Pahlavi insisted he was involved with activists inside Iran and was reflecting their views. His goal was to persuade the west to do extra to assist Iranians circumvent web restrictions and to boost funds to help hanging staff, believing labour unrest would “paralyse the system”.

“We’re making an attempt to do all of this within the context of non-violent and civil disobedience change with out having to resort to violence or overseas intervention,” he stated. Opposition figures referred to as for common strikes through the protests, a tactic that helped loosen the shah’s grip on energy in 1979, however they went largely unheeded.

In Iran, analysts and diplomats say that among the many activist diaspora, which incorporates actors, journalists and footballers, Pahlavi has a level of stature because the final shah’s son. But his heritage can be seen as a weak point, as many bear in mind the autocratic nature of his father’s regime.

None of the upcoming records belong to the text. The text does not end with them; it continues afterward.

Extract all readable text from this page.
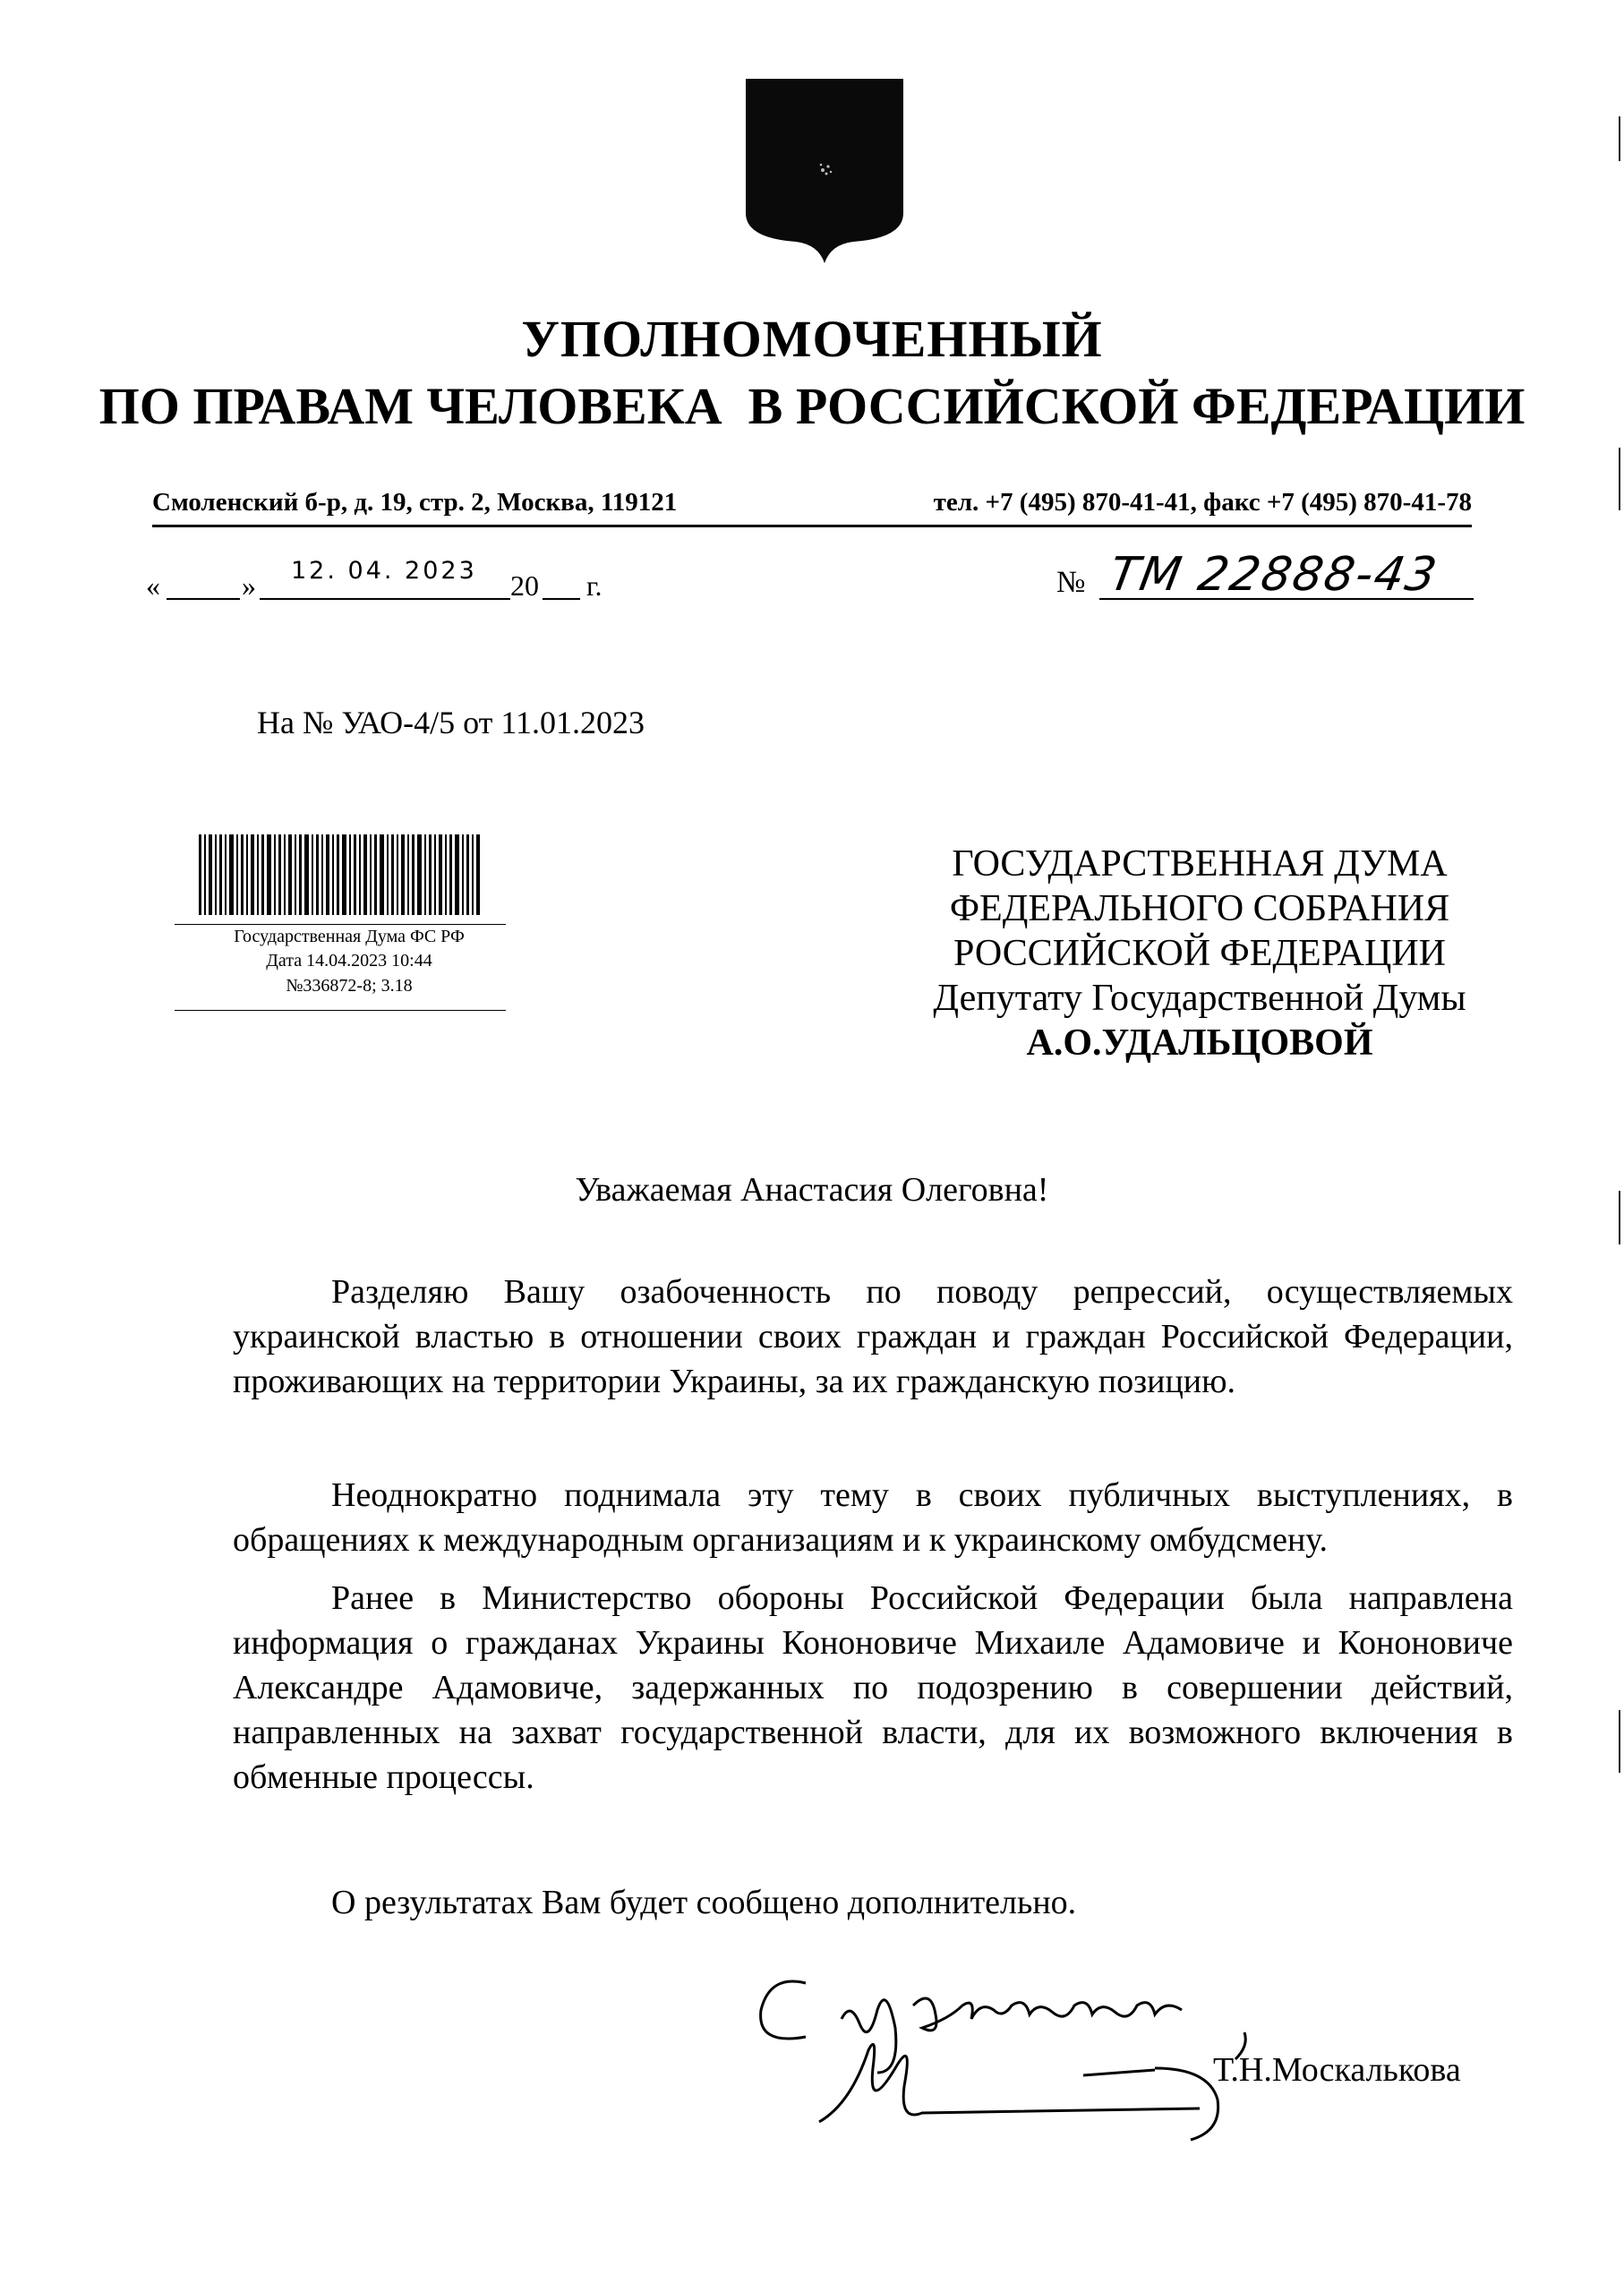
УПОЛНОМОЧЕННЫЙ
ПО ПРАВАМ ЧЕЛОВЕКА  В РОССИЙСКОЙ ФЕДЕРАЦИИ
Смоленский б-р, д. 19, стр. 2, Москва, 119121	тел. +7 (495) 870-41-41, факс +7 (495) 870-41-78
«	» 12. 04. 2023 20 г.	№ ТМ 22888-43
На № УАО-4/5 от 11.01.2023
Государственная Дума ФС РФ
Дата 14.04.2023 10:44
№336872-8; 3.18
ГОСУДАРСТВЕННАЯ ДУМА
ФЕДЕРАЛЬНОГО СОБРАНИЯ
РОССИЙСКОЙ ФЕДЕРАЦИИ
Депутату Государственной Думы
А.О.УДАЛЬЦОВОЙ
Уважаемая Анастасия Олеговна!
Разделяю Вашу озабоченность по поводу репрессий, осуществляемых украинской властью в отношении своих граждан и граждан Российской Федерации, проживающих на территории Украины, за их гражданскую позицию.
Неоднократно поднимала эту тему в своих публичных выступлениях, в обращениях к международным организациям и к украинскому омбудсмену.
Ранее в Министерство обороны Российской Федерации была направлена информация о гражданах Украины Кононовиче Михаиле Адамовиче и Кононовиче Александре Адамовиче, задержанных по подозрению в совершении действий, направленных на захват государственной власти, для их возможного включения в обменные процессы.
О результатах Вам будет сообщено дополнительно.
Т.Н.Москалькова
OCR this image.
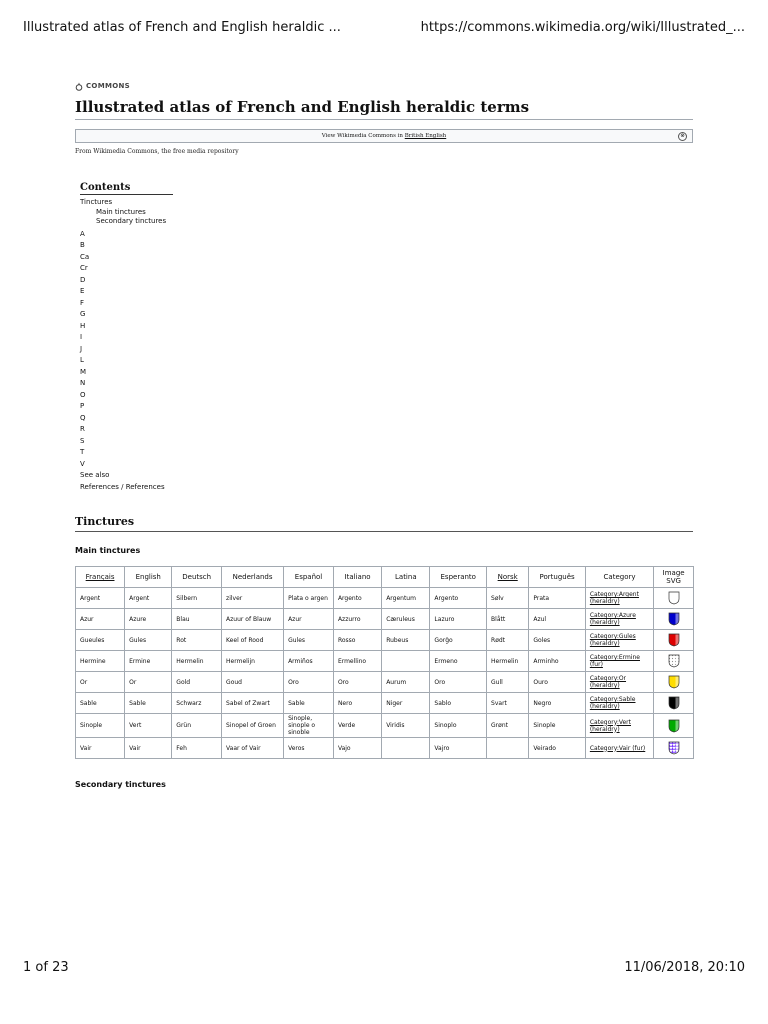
Illustrated atlas of French and English heraldic ...	https://commons.wikimedia.org/wiki/Illustrated_...
COMMONS
Illustrated atlas of French and English heraldic terms
View Wikimedia Commons in British English	⊗
From Wikimedia Commons, the free media repository
Contents
Tinctures
Main tinctures
Secondary tinctures
A
B
Ca
Cr
D
E
F
G
H
I
J
L
M
N
O
P
Q
R
S
T
V
See also
References / References
Tinctures
Main tinctures
Français	English	Deutsch	Nederlands	Español	Italiano	Latina	Esperanto	Norsk	Português	Category	Image SVG
Argent	Argent	Silbern	zilver	Plata o argen	Argento	Argentum	Argento	Sølv	Prata	Category:Argent (heraldry)	

Azur	Azure	Blau	Azuur of Blauw	Azur	Azzurro	Cæruleus	Lazuro	Blått	Azul	Category:Azure (heraldry)	

Gueules	Gules	Rot	Keel of Rood	Gules	Rosso	Rubeus	Gorĝo	Rødt	Goles	Category:Gules (heraldry)	

Hermine	Ermine	Hermelin	Hermelijn	Armiños	Ermellino		Ermeno	Hermelin	Arminho	Category:Ermine (fur)	

Or	Or	Gold	Goud	Oro	Oro	Aurum	Oro	Gull	Ouro	Category:Or (heraldry)	

Sable	Sable	Schwarz	Sabel of Zwart	Sable	Nero	Niger	Sablo	Svart	Negro	Category:Sable (heraldry)	

Sinople	Vert	Grün	Sinopel of Groen	Sinople, sinople o sinoble	Verde	Viridis	Sinoplo	Grønt	Sinople	Category:Vert (heraldry)	

Vair	Vair	Feh	Vaar of Vair	Veros	Vajo		Vajro		Veirado	Category:Vair (fur)	
Secondary tinctures
1 of 23	11/06/2018, 20:10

“No one is contesting what occurred in historical past,” Pahlavi stated. “I had no duty within the earlier regime, I had the title of crown prince however no person holds me accountable for that.”

Mohammed Reza Shah Pahlavi, with his third wife, Farah Diba, and their son, Reza, in ceremonial dress in front of throne
Iranian Crown Prince Reza Pahlavi together with his mother and father, Mohammed Reza Shah Pahlavi and Farah Diba © Common Historical past Archive/UIG/Shutterstock

Pahlavi, whose supporters nonetheless consult with him as “his majesty”, is ambiguous on whether or not he needs to see a return to monarchy. He stated he would recuse “myself from this debate so I don’t favour one or the opposite”.

His process was to construct a “coalition of political organisations [and] teams” and put together for what occurs ought to the regime fall. Requested if he considered himself as a transitional chief, he replied: “That’s what folks need me to play as a task; monarchists or republicans.”

He added: “My mission in life will finish the day folks go to the polls and elect their future system.”